4. Dataset Type Standardization

  • Problem: Butler dataset types (e.g., visit_image, difference_image) lack standardized query methods in SIAv2
  • Solution: Consider adding DPSUBTYPE query parameter extension, possibly using lsst prefix

Future Directions

  1. Derived Metadata Support: Implement query support for computed metadata
  2. Complete Provenance System: Resolve co-add metadata deficiencies through provenance information
  3. Extended Parameter Support: Complete implementation of ID, TARGET, FACILITY, and COLLECTION parameters
  4. Custom Extensions: Implement Rubin-specific query parameters such as DPSUBTYPE

In-Depth Evaluation

Strengths

  1. Excellent Architecture Design
    • Layered design improves system maintainability and testability
    • Direct Butler interface avoids intermediate layer complexity
    • Supports multiple Butler deployment modes
  2. High Practical Value
    • Addresses specific deployment problems (pgsphere dependency, configuration flexibility)
    • Provides standardized data access interface
    • Command-line tools increase system usability
  3. Standard Compliance
    • Strictly adheres to IVOA SIAv2 standard
    • Uses standard VOTable format for output
    • Compatible with existing astronomical data access ecosystem

Limitations

  1. Data Model Constraints
    • Multiple important metadata mismatch issues remain unresolved
    • Query capabilities for co-adds are limited
    • Requires further development of the Butler system
  2. Feature Completeness
    • Some SIAv2 parameters not yet implemented
    • Custom extensions still in planning phase
    • Support for complex queries may be limited
  3. Documentation Depth
    • Performance benchmark data missing
    • Insufficient discussion of error handling and edge cases
    • Limited detailed comparative analysis with other systems

Impact

  1. Contribution to Astronomical Data Management
    • Provides a practical case study of standardized data access for large astronomical survey projects
    • Demonstrates how to implement traditional protocols on modern data management systems
    • Provides reference for similar implementations at other observatories
  2. Technology Promotion Value
    • Open-source implementation (dax_obscore package) facilitates community adoption and improvement
    • Layered architecture design applicable to similar projects
    • Command-line tools reduce user learning curve

Applicable Scenarios

  1. Large Astronomical Survey Projects: Projects requiring standardized data access interfaces
  2. Data Centers and Observatories: Institutions wishing to provide IVOA-compliant services
  3. Research Community: Researchers needing programmatic access to astronomical data
  4. Educational Use: Learning and experimental environments for SIAv2 protocol

References

This paper cites the following key literature:

  1. Dowler, P., et al. (2015). IVOA Simple Image Access Version 2.0 - Defines the SIAv2 standard protocol
  2. Jenness, T., et al. (2022). Core architecture paper of the Rubin Data Butler system
  3. Louys, M., et al. (2017). ObsCore data model and TAP implementation standards
  4. Salnikov, A. (2022).
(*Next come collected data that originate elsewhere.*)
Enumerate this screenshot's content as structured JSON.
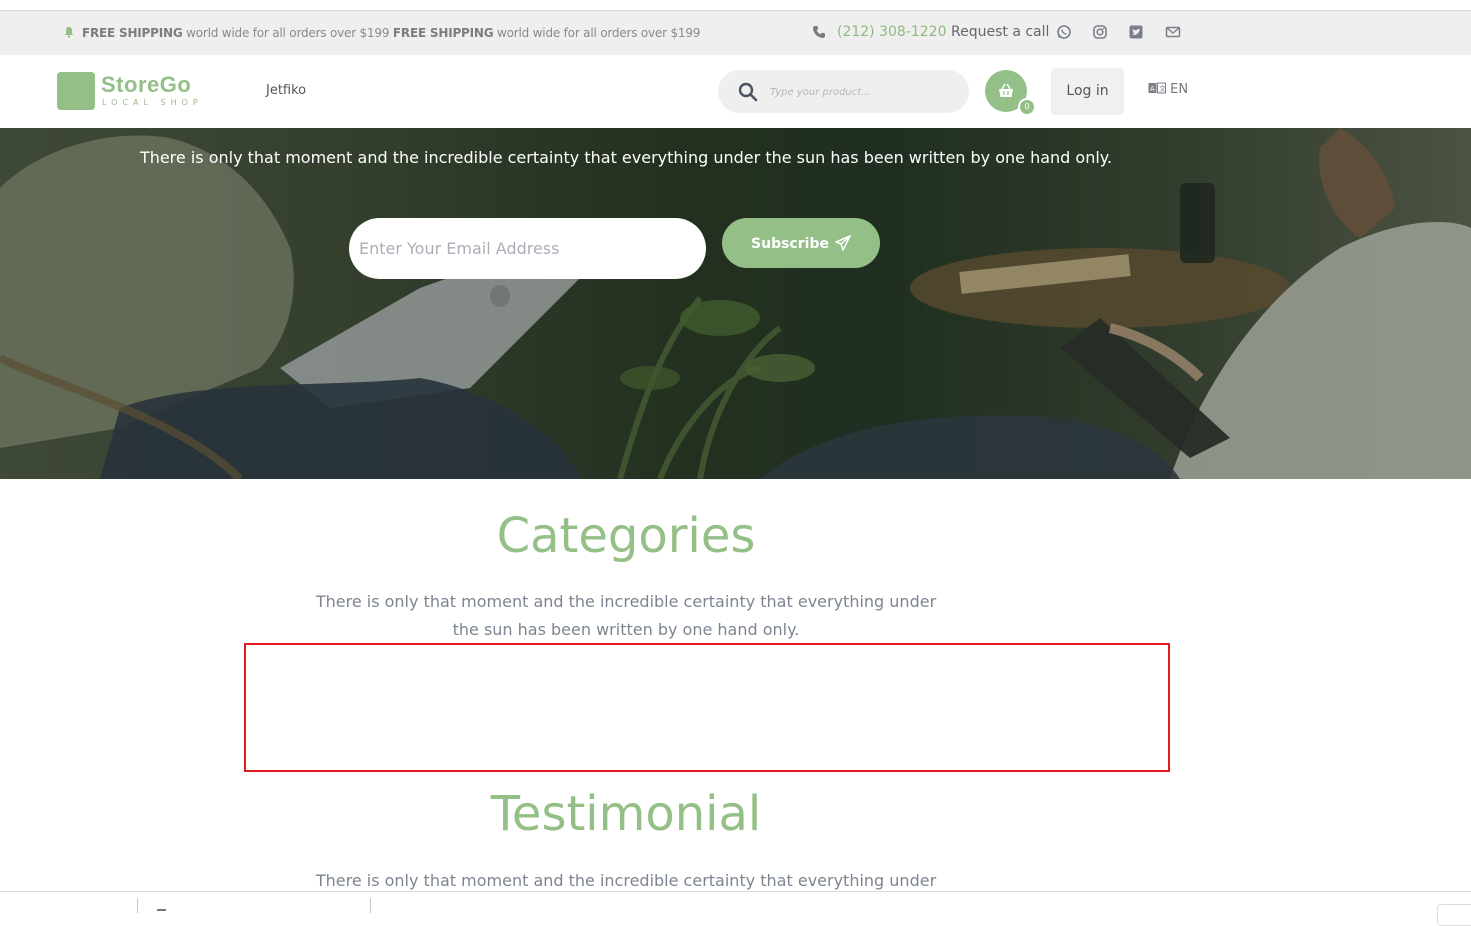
{
  "topbar": {
    "promo_bold_1": "FREE SHIPPING",
    "promo_text_1": " world wide for all orders over $199 ",
    "promo_bold_2": "FREE SHIPPING",
    "promo_text_2": " world wide for all orders over $199",
    "phone": "(212) 308-1220",
    "request_call": "Request a call",
    "social_icons": [
      "whatsapp-icon",
      "instagram-icon",
      "twitter-icon",
      "mail-icon"
    ]
  },
  "header": {
    "logo_name": "StoreGo",
    "logo_sub": "LOCAL SHOP",
    "nav_item": "Jetfiko",
    "search_placeholder": "Type your product...",
    "cart_count": "0",
    "login_label": "Log in",
    "language": "EN"
  },
  "hero": {
    "text": "There is only that moment and the incredible certainty that everything under the sun has been written by one hand only.",
    "email_placeholder": "Enter Your Email Address",
    "subscribe_label": "Subscribe"
  },
  "categories": {
    "title": "Categories",
    "text": "There is only that moment and the incredible certainty that everything under the sun has been written by one hand only."
  },
  "testimonial": {
    "title": "Testimonial",
    "text": "There is only that moment and the incredible certainty that everything under"
  },
  "colors": {
    "accent": "#94bf86",
    "highlight": "#e3191c",
    "muted_text": "#7c8591"
  }
}
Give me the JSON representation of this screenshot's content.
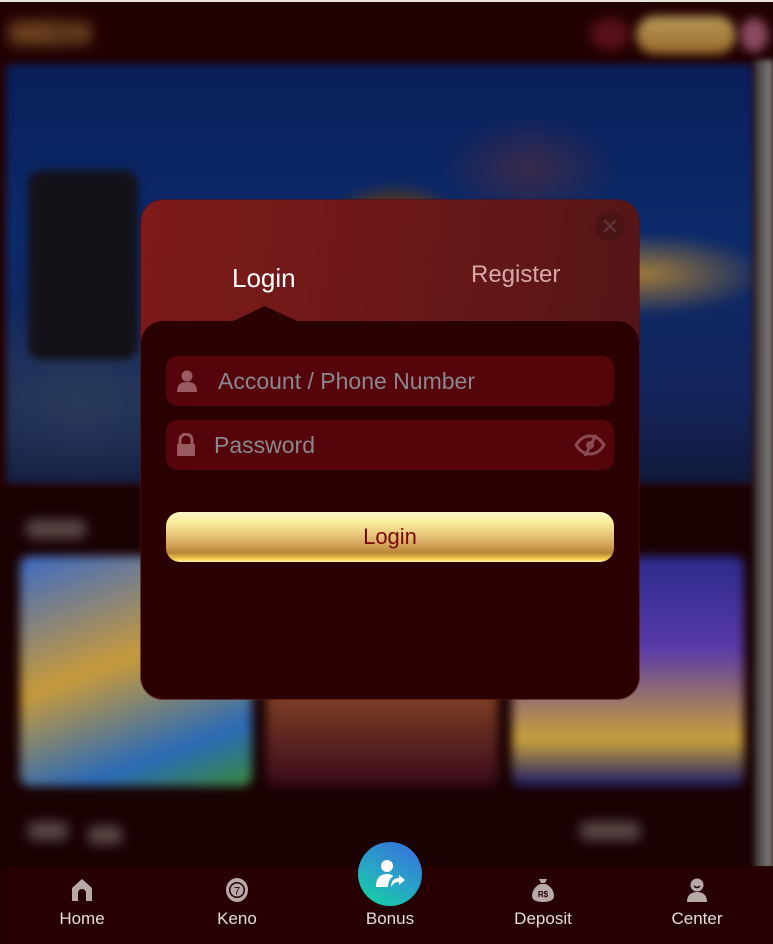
{
  "modal": {
    "tabs": [
      {
        "label": "Login",
        "active": true
      },
      {
        "label": "Register",
        "active": false
      }
    ],
    "close_icon": "close-icon",
    "fields": {
      "account": {
        "placeholder": "Account / Phone Number",
        "value": "",
        "icon": "user-icon"
      },
      "password": {
        "placeholder": "Password",
        "value": "",
        "icon": "lock-icon",
        "toggle_icon": "eye-slash-icon"
      }
    },
    "submit_label": "Login"
  },
  "bottom_nav": {
    "items": [
      {
        "label": "Home",
        "icon": "home-icon"
      },
      {
        "label": "Keno",
        "icon": "keno-ball-icon"
      },
      {
        "label": "Bonus",
        "icon": "user-share-icon"
      },
      {
        "label": "Deposit",
        "icon": "money-bag-icon",
        "icon_text": "R$"
      },
      {
        "label": "Center",
        "icon": "profile-icon"
      }
    ]
  },
  "colors": {
    "background": "#230002",
    "modal_header": "#7e1a1a",
    "modal_body": "#2a0002",
    "input_bg": "#55040a",
    "button_text": "#7a0a0a",
    "bonus_gradient_start": "#3a6ae0",
    "bonus_gradient_end": "#12d8a0"
  }
}
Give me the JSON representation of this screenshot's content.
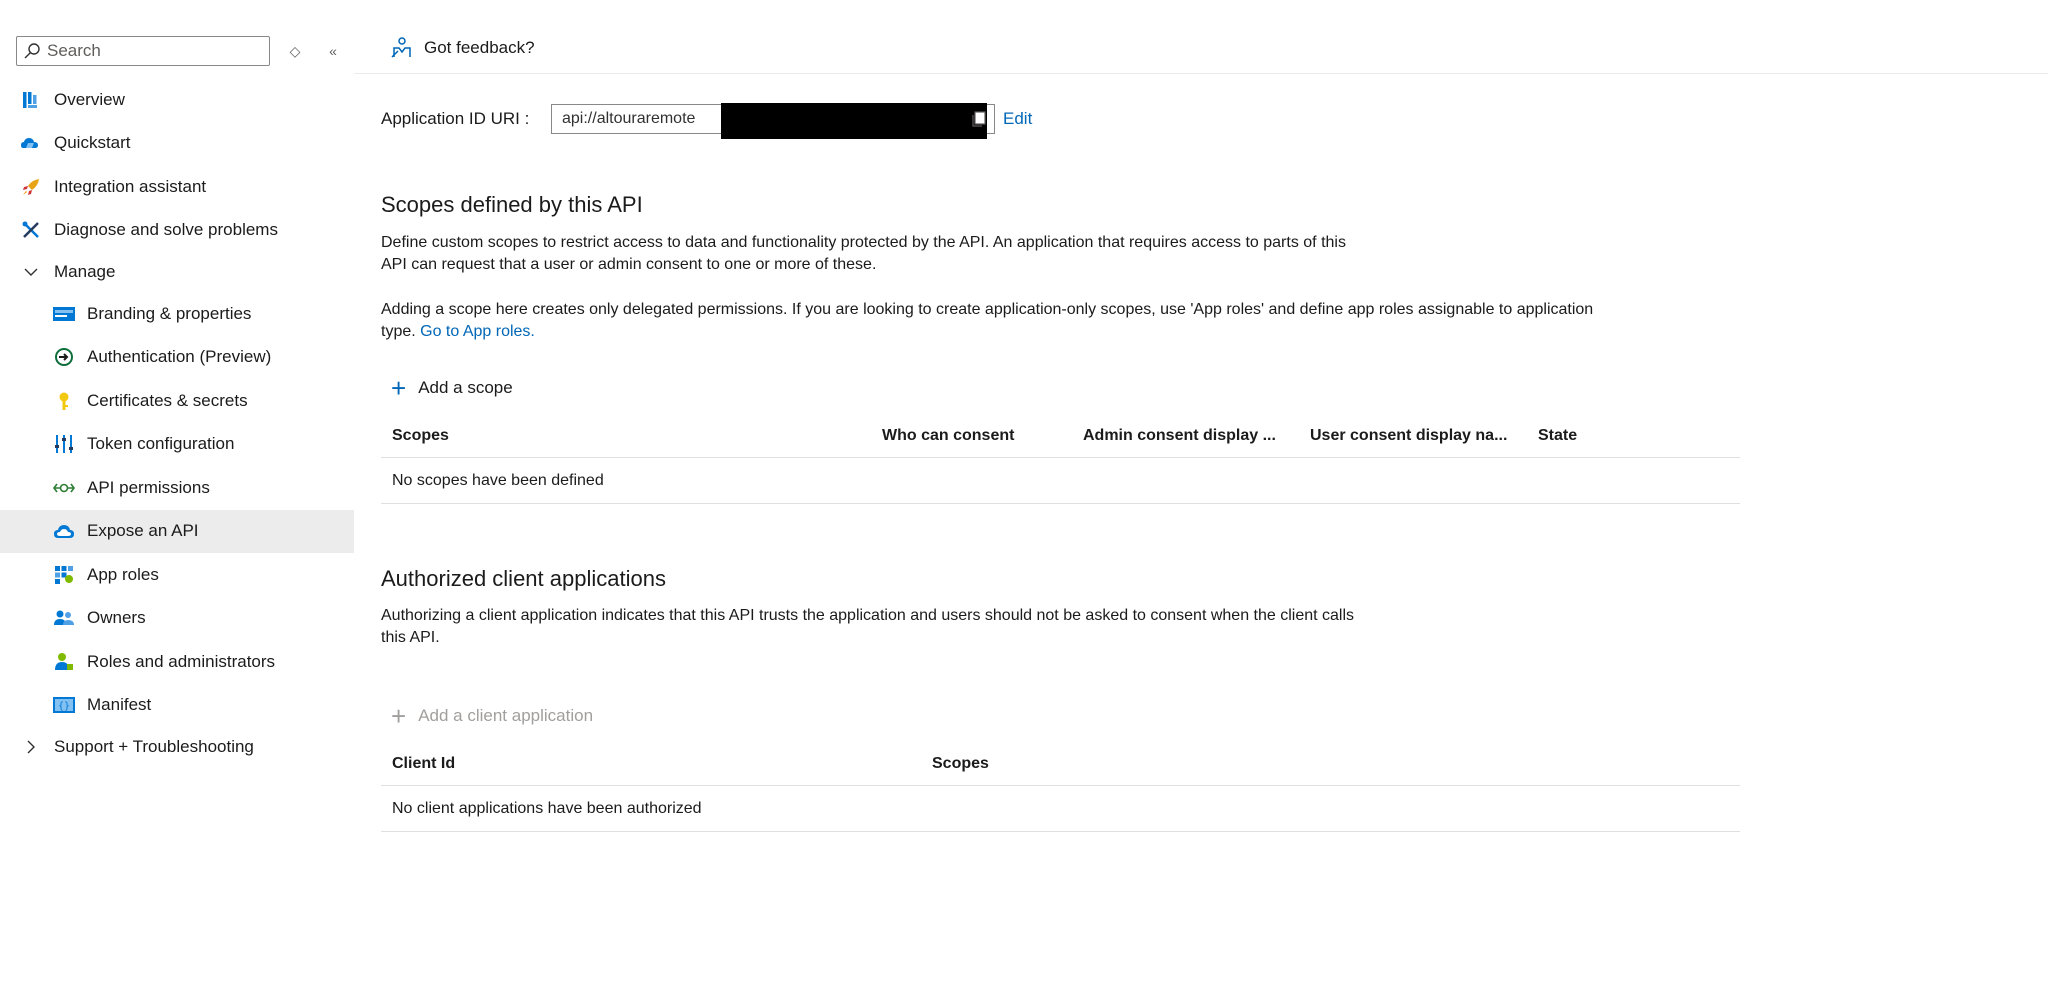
{
  "sidebar": {
    "search_placeholder": "Search",
    "restore_glyph": "◇",
    "collapse_glyph": "«",
    "items": [
      {
        "label": "Overview",
        "icon": "overview-icon"
      },
      {
        "label": "Quickstart",
        "icon": "quickstart-icon"
      },
      {
        "label": "Integration assistant",
        "icon": "rocket-icon"
      },
      {
        "label": "Diagnose and solve problems",
        "icon": "wrench-icon"
      },
      {
        "label": "Manage",
        "icon": "chevron-down-icon"
      },
      {
        "label": "Branding & properties",
        "icon": "branding-icon"
      },
      {
        "label": "Authentication (Preview)",
        "icon": "authentication-icon"
      },
      {
        "label": "Certificates & secrets",
        "icon": "key-icon"
      },
      {
        "label": "Token configuration",
        "icon": "token-icon"
      },
      {
        "label": "API permissions",
        "icon": "api-permissions-icon"
      },
      {
        "label": "Expose an API",
        "icon": "cloud-icon",
        "selected": true
      },
      {
        "label": "App roles",
        "icon": "app-roles-icon"
      },
      {
        "label": "Owners",
        "icon": "owners-icon"
      },
      {
        "label": "Roles and administrators",
        "icon": "roles-icon"
      },
      {
        "label": "Manifest",
        "icon": "manifest-icon"
      },
      {
        "label": "Support + Troubleshooting",
        "icon": "chevron-right-icon"
      }
    ]
  },
  "topbar": {
    "feedback_label": "Got feedback?"
  },
  "app_id": {
    "label": "Application ID URI :",
    "value": "api://altouraremote",
    "edit_label": "Edit"
  },
  "scopes": {
    "title": "Scopes defined by this API",
    "description_line1": "Define custom scopes to restrict access to data and functionality protected by the API. An application that requires access to parts of this",
    "description_line2": "API can request that a user or admin consent to one or more of these.",
    "note_line1": "Adding a scope here creates only delegated permissions. If you are looking to create application-only scopes, use 'App roles' and define app roles assignable to application",
    "note_line2_prefix": "type.",
    "note_link": "Go to App roles.",
    "add_label": "Add a scope",
    "columns": [
      "Scopes",
      "Who can consent",
      "Admin consent display ...",
      "User consent display na...",
      "State"
    ],
    "empty": "No scopes have been defined"
  },
  "clients": {
    "title": "Authorized client applications",
    "description_line1": "Authorizing a client application indicates that this API trusts the application and users should not be asked to consent when the client calls",
    "description_line2": "this API.",
    "add_label": "Add a client application",
    "columns": [
      "Client Id",
      "Scopes"
    ],
    "empty": "No client applications have been authorized"
  },
  "colors": {
    "link": "#0067b8",
    "selected_bg": "#ececec",
    "disabled": "#a19f9d"
  }
}
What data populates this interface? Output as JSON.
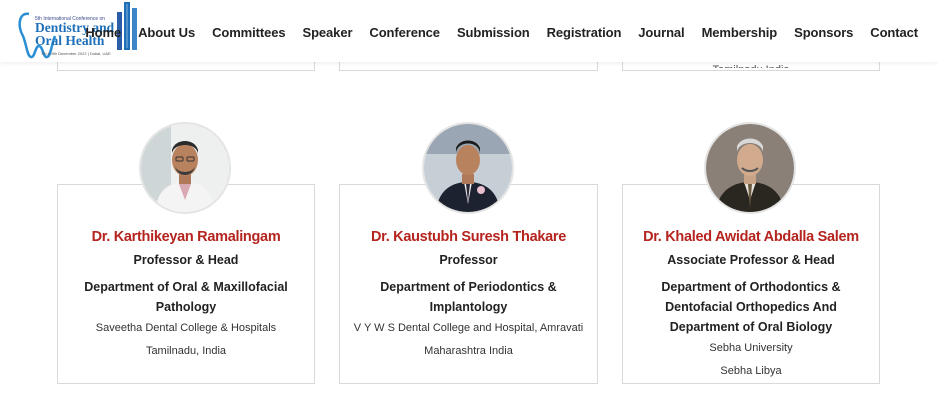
{
  "logo": {
    "line_top": "5th International Conference on",
    "line1": "Dentistry and",
    "line2": "Oral Health",
    "line_bottom": "7th & 8th December 2022 | Dubai, UAE"
  },
  "nav": [
    "Home",
    "About Us",
    "Committees",
    "Speaker",
    "Conference",
    "Submission",
    "Registration",
    "Journal",
    "Membership",
    "Sponsors",
    "Contact"
  ],
  "top_partial_text": "Tamilnadu India",
  "speakers": [
    {
      "name": "Dr. Karthikeyan Ramalingam",
      "title": "Professor & Head",
      "department": "Department of Oral & Maxillofacial Pathology",
      "organization": "Saveetha Dental College & Hospitals",
      "location": "Tamilnadu, India"
    },
    {
      "name": "Dr. Kaustubh Suresh Thakare",
      "title": "Professor",
      "department": "Department of Periodontics & Implantology",
      "organization": "V Y W S Dental College and Hospital, Amravati",
      "location": "Maharashtra India"
    },
    {
      "name": "Dr. Khaled Awidat Abdalla Salem",
      "title": "Associate Professor & Head",
      "department": "Department of Orthodontics & Dentofacial Orthopedics And Department of Oral Biology",
      "organization": "Sebha University",
      "location": "Sebha Libya"
    }
  ],
  "colors": {
    "name": "#b5241e",
    "logo": "#1e6fb8",
    "border": "#d9d9d9"
  }
}
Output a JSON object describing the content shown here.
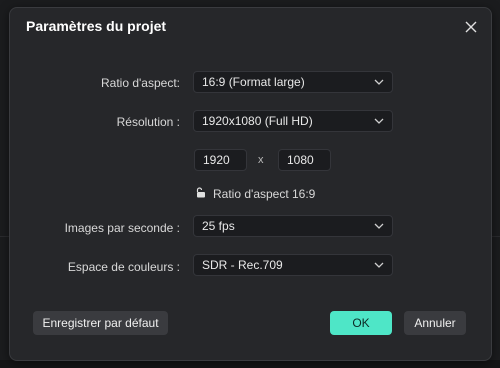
{
  "dialog": {
    "title": "Paramètres du projet"
  },
  "fields": {
    "aspect_ratio": {
      "label": "Ratio d'aspect:",
      "value": "16:9 (Format large)"
    },
    "resolution": {
      "label": "Résolution :",
      "value": "1920x1080 (Full HD)"
    },
    "width": "1920",
    "height": "1080",
    "times_symbol": "x",
    "lock_text": "Ratio d'aspect 16:9",
    "fps": {
      "label": "Images par seconde :",
      "value": "25 fps"
    },
    "color_space": {
      "label": "Espace de couleurs :",
      "value": "SDR - Rec.709"
    }
  },
  "buttons": {
    "set_default": "Enregistrer par défaut",
    "ok": "OK",
    "cancel": "Annuler"
  },
  "icons": {
    "close": "close-icon",
    "chevron": "chevron-down-icon",
    "lock": "lock-open-icon"
  },
  "colors": {
    "accent": "#4ee6c7",
    "dialog_bg": "#26272a",
    "field_bg": "#1b1c1f"
  }
}
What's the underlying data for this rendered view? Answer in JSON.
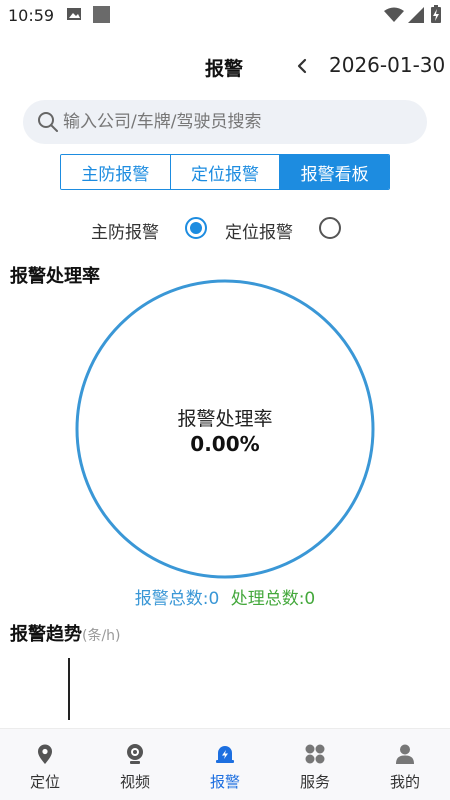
{
  "status_bar": {
    "time": "10:59"
  },
  "header": {
    "title": "报警",
    "date": "2026-01-30"
  },
  "search": {
    "placeholder": "输入公司/车牌/驾驶员搜索",
    "value": ""
  },
  "tabs": [
    {
      "label": "主防报警",
      "active": false
    },
    {
      "label": "定位报警",
      "active": false
    },
    {
      "label": "报警看板",
      "active": true
    }
  ],
  "radio_options": [
    {
      "label": "主防报警",
      "selected": true
    },
    {
      "label": "定位报警",
      "selected": false
    }
  ],
  "rate_section": {
    "title": "报警处理率",
    "center_label": "报警处理率",
    "center_value": "0.00%",
    "total_alarm": "报警总数:0",
    "total_handled": "处理总数:0"
  },
  "trend_section": {
    "title": "报警趋势",
    "unit": "(条/h)"
  },
  "bottom_nav": [
    {
      "label": "定位",
      "icon": "location-pin-icon"
    },
    {
      "label": "视频",
      "icon": "camera-icon"
    },
    {
      "label": "报警",
      "icon": "alarm-bell-icon"
    },
    {
      "label": "服务",
      "icon": "grid-icon"
    },
    {
      "label": "我的",
      "icon": "user-icon"
    }
  ],
  "colors": {
    "accent": "#1d8ce0",
    "chart_ring": "#3a97d6",
    "handled": "#44a83c",
    "active_nav": "#1d6fe0"
  },
  "chart_data": {
    "type": "pie",
    "center_label": "报警处理率",
    "center_value": "0.00%",
    "values": [
      0,
      0
    ],
    "categories": [
      "报警总数",
      "处理总数"
    ]
  }
}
Technical note on ObsCore as a Butler registry view

Summary: This paper demonstrates a successful engineering practice case that solves practical deployment problems while maintaining compatibility with international standards. Although there are challenges with data model mismatches, the overall implementation provides valuable reference and tools for the astronomical data management field.